Sprowston Boy is a winner

In the mid 80s, salesman Geoff Whiting and coal merchant Kenny Blanch bought a racehorse and named it after the road they both grew up on. The horse went on to romp home ahead of the pack at Royal Ascot, despite Sprowston Boy being a rank outsider.

Whiting’s granddaughter, Katie-anna, has taken the bare bones of this unlikely victory and fashioned them into a polished stage production in which she acts alongside Florence Wright. Using a bold mix of filmed inserts, archive footage and exotic headgear, the two of them take us back to a time that, despite being within the living memory of their Corn Hall audience, feels like a tale of a bygone era. Granted, there is talk of the relationship between humans and horses, much of which is accompanied by handsome visuals, but the title of Horse Play is something of a misnomer. Time and again Katie-Anna Whiting’s text focuses on the appalling misogyny that was suffocating the sport. While the enlightened attitude of Geoff Whiting and Kenny Blanch are hinted at, and we get to hear from Sprowston Boy himself, the emphasis is on Gay Kelleway, the female jockey they put their faith in. Plum voiced commentators and Hogarthian punters look on in swivel-eyed wonder as a woman dares to take on the almost exclusively male world of horse racing.

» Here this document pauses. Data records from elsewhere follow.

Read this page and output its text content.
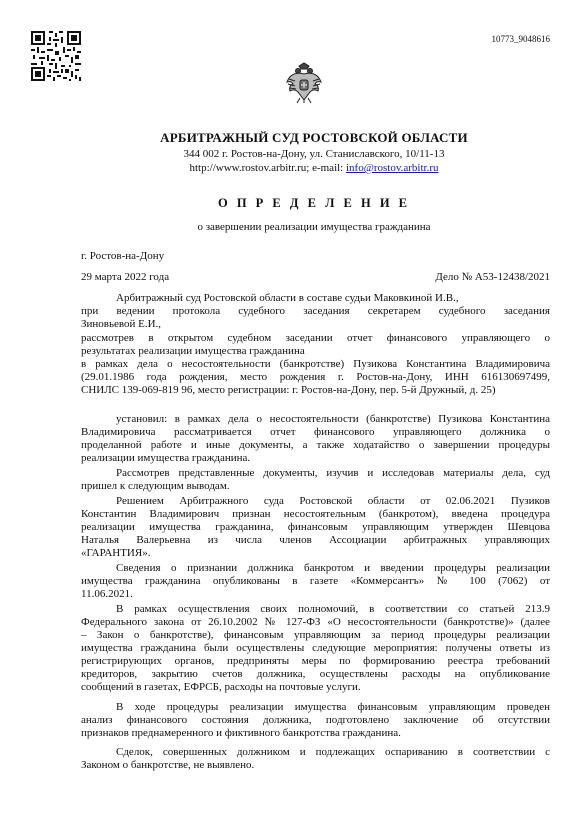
10773_9048616
АРБИТРАЖНЫЙ СУД РОСТОВСКОЙ ОБЛАСТИ
344 002 г. Ростов-на-Дону, ул. Станиславского, 10/11-13
http://www.rostov.arbitr.ru; e-mail: info@rostov.arbitr.ru
О П Р Е Д Е Л Е Н И Е
о завершении реализации имущества гражданина
г. Ростов-на-Дону
29 марта 2022 года	Дело № А53-12438/2021
Арбитражный суд Ростовской области в составе судьи Маковкиной И.В.,
при ведении протокола судебного заседания секретарем судебного заседания
Зиновьевой Е.И.,
рассмотрев в открытом судебном заседании отчет финансового управляющего о
результатах реализации имущества гражданина
в рамках дела о несостоятельности (банкротстве) Пузикова Константина Владимировича
(29.01.1986 года рождения, место рождения г. Ростов-на-Дону, ИНН 616130697499,
СНИЛС 139-069-819 96, место регистрации: г. Ростов-на-Дону, пер. 5-й Дружный, д. 25)
установил: в рамках дела о несостоятельности (банкротстве) Пузикова Константина
Владимировича рассматривается отчет финансового управляющего должника о
проделанной работе и иные документы, а также ходатайство о завершении процедуры
реализации имущества гражданина.
Рассмотрев представленные документы, изучив и исследовав материалы дела, суд
пришел к следующим выводам.
Решением Арбитражного суда Ростовской области от 02.06.2021 Пузиков
Константин Владимирович признан несостоятельным (банкротом), введена процедура
реализации имущества гражданина, финансовым управляющим утвержден Шевцова
Наталья Валерьевна из числа членов Ассоциации арбитражных управляющих
«ГАРАНТИЯ».
Сведения о признании должника банкротом и введении процедуры реализации
имущества гражданина опубликованы в газете «Коммерсантъ» № 100 (7062) от
11.06.2021.
В рамках осуществления своих полномочий, в соответствии со статьей 213.9
Федерального закона от 26.10.2002 № 127-ФЗ «О несостоятельности (банкротстве)» (далее
– Закон о банкротстве), финансовым управляющим за период процедуры реализации
имущества гражданина были осуществлены следующие мероприятия: получены ответы из
регистрирующих органов, предприняты меры по формированию реестра требований
кредиторов, закрытию счетов должника, осуществлены расходы на опубликование
сообщений в газетах, ЕФРСБ, расходы на почтовые услуги.
В ходе процедуры реализации имущества финансовым управляющим проведен
анализ финансового состояния должника, подготовлено заключение об отсутствии
признаков преднамеренного и фиктивного банкротства гражданина.
Сделок, совершенных должником и подлежащих оспариванию в соответствии с
Законом о банкротстве, не выявлено.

Wright and Whiting have a lot of fun having a poke at attitudes that were ludicrously outdated even at the time, though tellingly one of the most effective scenes is the chilling, and distinctively unfunny, confrontation between a predatory celebrity jockey and Kelleway in the kitchen she is required to change in. We would like to think things have changed, but it’s a sobering thought that it would be another 32 years before another female jockey would cross the finish line first.